Jusqu’à 10 ans, la narratrice a vécu à La Plata en Argentine. Pendant la dictature, son père est emprisonné et sa mère exilée en France. Elle doit la rejoindre. Un départ longtemps reporté. En attendant elle apprend le français. L’essentiel et… le plus ! Que tous les chiens s’appellent Médor et les chats Minet, que l’on y chante Frère Jacques, Au clair de la lune et elle imagine Paris avec la tour Eiffel et les quais de la Seine. Mais, la réalité sera quelque peu différente. En guise de Paris ce sera le Blanc-Mesnil. Juste à côté ! Le chien du voisin s’appellera Sultan. Et les chansons que chantera sa première copine française seront celles de Claude François. Début des surprises…

C’est quand même dans un « barrio latino », comme sa mère surnomme leur quartier du Blanc-Mesnil qu’elles habitent. Mais pas question de se contenter de parler espagnol avec ses copains et copines. Non, il lui faut réussir son « intégration » comme le veut sa mère. Et cela passe par aller à la même école que les autres enfants, ne pas montrer qu’elle ne comprend pas certains mots, masquer son accent… Car les vexations ne manquent pas.

Le miroir de la salle de bain devient alors le témoin de toutes ses batailles où toutes les astuces sont les bienvenues.
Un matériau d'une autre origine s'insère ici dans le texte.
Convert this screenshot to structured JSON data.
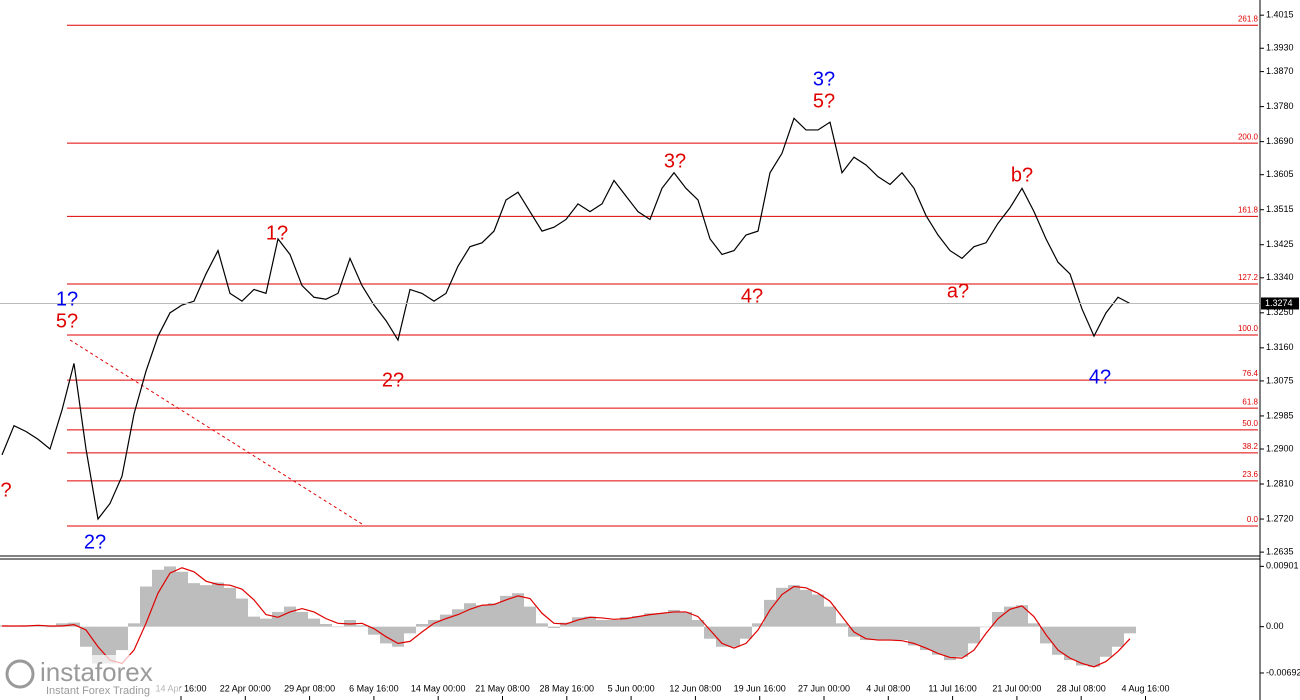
{
  "chart_data": [
    {
      "type": "line",
      "values": [
        1.2885,
        1.296,
        1.2945,
        1.2925,
        1.29,
        1.3,
        1.312,
        1.29,
        1.272,
        1.276,
        1.283,
        1.299,
        1.31,
        1.319,
        1.325,
        1.327,
        1.328,
        1.335,
        1.341,
        1.33,
        1.328,
        1.331,
        1.33,
        1.344,
        1.34,
        1.332,
        1.329,
        1.3285,
        1.33,
        1.339,
        1.332,
        1.327,
        1.323,
        1.318,
        1.331,
        1.33,
        1.328,
        1.33,
        1.337,
        1.342,
        1.343,
        1.346,
        1.354,
        1.356,
        1.351,
        1.346,
        1.347,
        1.349,
        1.353,
        1.351,
        1.353,
        1.359,
        1.355,
        1.351,
        1.349,
        1.357,
        1.361,
        1.357,
        1.354,
        1.344,
        1.34,
        1.341,
        1.345,
        1.346,
        1.361,
        1.366,
        1.375,
        1.372,
        1.372,
        1.374,
        1.361,
        1.365,
        1.363,
        1.36,
        1.358,
        1.361,
        1.357,
        1.35,
        1.345,
        1.341,
        1.339,
        1.342,
        1.343,
        1.348,
        1.352,
        1.357,
        1.351,
        1.344,
        1.338,
        1.335,
        1.326,
        1.319,
        1.325,
        1.329,
        1.3274
      ],
      "color": "#000000",
      "ylim": [
        1.2625,
        1.4054
      ],
      "yticks": [
        {
          "value": 1.4015,
          "label": "1.4015"
        },
        {
          "value": 1.393,
          "label": "1.3930"
        },
        {
          "value": 1.387,
          "label": "1.3870"
        },
        {
          "value": 1.378,
          "label": "1.3780"
        },
        {
          "value": 1.369,
          "label": "1.3690"
        },
        {
          "value": 1.3605,
          "label": "1.3605"
        },
        {
          "value": 1.3515,
          "label": "1.3515"
        },
        {
          "value": 1.3425,
          "label": "1.3425"
        },
        {
          "value": 1.334,
          "label": "1.3340"
        },
        {
          "value": 1.325,
          "label": "1.3250"
        },
        {
          "value": 1.316,
          "label": "1.3160"
        },
        {
          "value": 1.3075,
          "label": "1.3075"
        },
        {
          "value": 1.2985,
          "label": "1.2985"
        },
        {
          "value": 1.29,
          "label": "1.2900"
        },
        {
          "value": 1.281,
          "label": "1.2810"
        },
        {
          "value": 1.272,
          "label": "1.2720"
        },
        {
          "value": 1.2635,
          "label": "1.2635"
        }
      ],
      "levels": [
        {
          "value": 1.3989,
          "label": "261.8"
        },
        {
          "value": 1.3686,
          "label": "200.0"
        },
        {
          "value": 1.3498,
          "label": "161.8"
        },
        {
          "value": 1.3324,
          "label": "127.2"
        },
        {
          "value": 1.3193,
          "label": "100.0"
        },
        {
          "value": 1.3077,
          "label": "76.4"
        },
        {
          "value": 1.3005,
          "label": "61.8"
        },
        {
          "value": 1.2949,
          "label": "50.0"
        },
        {
          "value": 1.289,
          "label": "38.2"
        },
        {
          "value": 1.2818,
          "label": "23.6"
        },
        {
          "value": 1.2702,
          "label": "0.0"
        }
      ],
      "level_color": "#e00000",
      "last_price": 1.3274,
      "annotations": [
        {
          "text": "1?",
          "color": "#0000ee"
        },
        {
          "text": "5?",
          "color": "#e00000"
        },
        {
          "text": "2?",
          "color": "#0000ee"
        },
        {
          "text": "?",
          "color": "#e00000"
        },
        {
          "text": "1?",
          "color": "#e00000"
        },
        {
          "text": "2?",
          "color": "#e00000"
        },
        {
          "text": "3?",
          "color": "#e00000"
        },
        {
          "text": "4?",
          "color": "#e00000"
        },
        {
          "text": "3?",
          "color": "#0000ee"
        },
        {
          "text": "5?",
          "color": "#e00000"
        },
        {
          "text": "a?",
          "color": "#e00000"
        },
        {
          "text": "b?",
          "color": "#e00000"
        },
        {
          "text": "4?",
          "color": "#0000ee"
        }
      ],
      "time_labels": [
        "14 Apr 16:00",
        "22 Apr 00:00",
        "29 Apr 08:00",
        "6 May 16:00",
        "14 May 00:00",
        "21 May 08:00",
        "28 May 16:00",
        "5 Jun 00:00",
        "12 Jun 08:00",
        "19 Jun 16:00",
        "27 Jun 00:00",
        "4 Jul 08:00",
        "11 Jul 16:00",
        "21 Jul 00:00",
        "28 Jul 08:00",
        "4 Aug 16:00"
      ]
    },
    {
      "type": "macd",
      "histogram": {
        "color": "#bdbdbd",
        "values": [
          0.0002,
          0.0001,
          0.0002,
          0.0001,
          0.0,
          0.0005,
          0.0006,
          -0.003,
          -0.0055,
          -0.0055,
          -0.0035,
          0.0005,
          0.006,
          0.0085,
          0.009,
          0.0082,
          0.0065,
          0.0062,
          0.0066,
          0.0058,
          0.0042,
          0.0015,
          0.0012,
          0.0022,
          0.003,
          0.0022,
          0.0012,
          0.0004,
          0.0,
          0.001,
          0.0002,
          -0.0012,
          -0.0025,
          -0.003,
          -0.001,
          0.0004,
          0.001,
          0.0018,
          0.0026,
          0.0035,
          0.0032,
          0.0035,
          0.0046,
          0.005,
          0.003,
          0.0005,
          -0.0002,
          0.0006,
          0.0014,
          0.0015,
          0.001,
          0.001,
          0.0014,
          0.0016,
          0.002,
          0.002,
          0.0025,
          0.0022,
          0.001,
          -0.0018,
          -0.003,
          -0.003,
          -0.0018,
          0.0005,
          0.004,
          0.0058,
          0.0062,
          0.0055,
          0.0048,
          0.003,
          0.0005,
          -0.0015,
          -0.002,
          -0.002,
          -0.002,
          -0.002,
          -0.0028,
          -0.0035,
          -0.0042,
          -0.005,
          -0.0045,
          -0.0025,
          0.0,
          0.0022,
          0.003,
          0.0032,
          0.0005,
          -0.0025,
          -0.0042,
          -0.005,
          -0.0058,
          -0.006,
          -0.0045,
          -0.003,
          -0.001
        ]
      },
      "signal": {
        "color": "#e00000",
        "values": [
          0.0001,
          0.0001,
          0.0001,
          0.0002,
          0.0001,
          0.0001,
          0.0003,
          -0.0005,
          -0.003,
          -0.005,
          -0.0055,
          -0.0035,
          0.0005,
          0.005,
          0.008,
          0.0088,
          0.0082,
          0.0068,
          0.0063,
          0.0062,
          0.0056,
          0.004,
          0.0018,
          0.0014,
          0.0022,
          0.0027,
          0.0022,
          0.0012,
          0.0005,
          0.0004,
          0.0005,
          -0.0003,
          -0.0015,
          -0.0025,
          -0.0022,
          -0.0008,
          0.0005,
          0.0012,
          0.0018,
          0.0026,
          0.0032,
          0.0033,
          0.004,
          0.0046,
          0.0042,
          0.002,
          0.0005,
          0.0004,
          0.001,
          0.0014,
          0.0013,
          0.0011,
          0.0012,
          0.0015,
          0.0018,
          0.002,
          0.0022,
          0.0022,
          0.0015,
          -0.0005,
          -0.0025,
          -0.0032,
          -0.0025,
          -0.0005,
          0.0025,
          0.0048,
          0.006,
          0.0058,
          0.005,
          0.0038,
          0.0015,
          -0.0008,
          -0.0018,
          -0.002,
          -0.002,
          -0.0021,
          -0.0025,
          -0.0032,
          -0.004,
          -0.0046,
          -0.0047,
          -0.0035,
          -0.001,
          0.0012,
          0.0026,
          0.0031,
          0.0015,
          -0.0012,
          -0.0035,
          -0.0047,
          -0.0055,
          -0.006,
          -0.0052,
          -0.0037,
          -0.0018
        ]
      },
      "ylim": [
        -0.01066,
        0.00996
      ],
      "yticks": [
        0.00901,
        {
          "value": 0,
          "label": "0.00"
        },
        -0.00692
      ]
    }
  ],
  "watermark": {
    "name": "instaforex",
    "tagline": "Instant Forex Trading"
  }
}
Difficile de prononcer des mots avec plein de r, des g et des s… « qui grésillent et qui font comme des chatouilles au niveau du palais » Alors, elle les répète jusqu’à l’épuisement. Compliqués sont les mots avec des u… où il faut ruser et « placer les lèvres comme si l’on voulait dire ou mais dire i » Alors, elle se livre à une véritable gymnastique comme une façon de s’approprier la langue avec le corps. Les premières découvertes des accents circonflexes, de la cédille sont aussi des sources d’émerveillements, sans parler des lettres muettes. Les e muets. Qui se voient mais qui ne s’entendent pas ! Quelque chose d’impensable dans la langue espagnole et une source d’étonnement inépuisable.

Autre obligation mais celle-ci source de mélancolie et de douleurs contenues, ce sont les lettres hebdomadaires à son père qui ont remplacé les visites à la prison. De chaque côté de l’océan, ils lisent, l’un en espagnol, l’autre en français, partageant leurs lectures à défaut de vie au quotidien. La vie des abeilles de Maeterlinck est l’un de ces livres. Le bleu, comme couleur préférée des abeilles fera l’objet de maintes conversations …et deviendra la couleur préférée de la narratrice. Elle se bagarrera même, avec une énergie spectaculaire lorsqu’elle voudra emprunter le livre Le bleu des fleurs que la bibliothécaire jugera trop difficile pour elle… lui conseillant le petit Nicolas. Qu’elle se promet bien de ne jamais lire !

Le bleu des abeilles est un livre qui résonne. De pensées sourdes, d’interrogations muettes, d’observations attentives, de colères et de silences. Et d’émerveillements. Un livre écrit avec les mots de l’enfance, restés tels quels. Ils pourraient être d’hier, ils sont de bien avant.

Le bleu des abeilles. Laura Alcoba. Aux éd. Gallimard.

Laura Alcoba a vécu en Argentine jusqu’à l’âge de 10 ans. Elle vit à Paris, enseigne la littérature du Siècle d’or espagnol à l’université et est traductrice. Depuis septembre 2013, elle est également éditrice au Seuil. Le bleu des abeilles est son quatrième roman.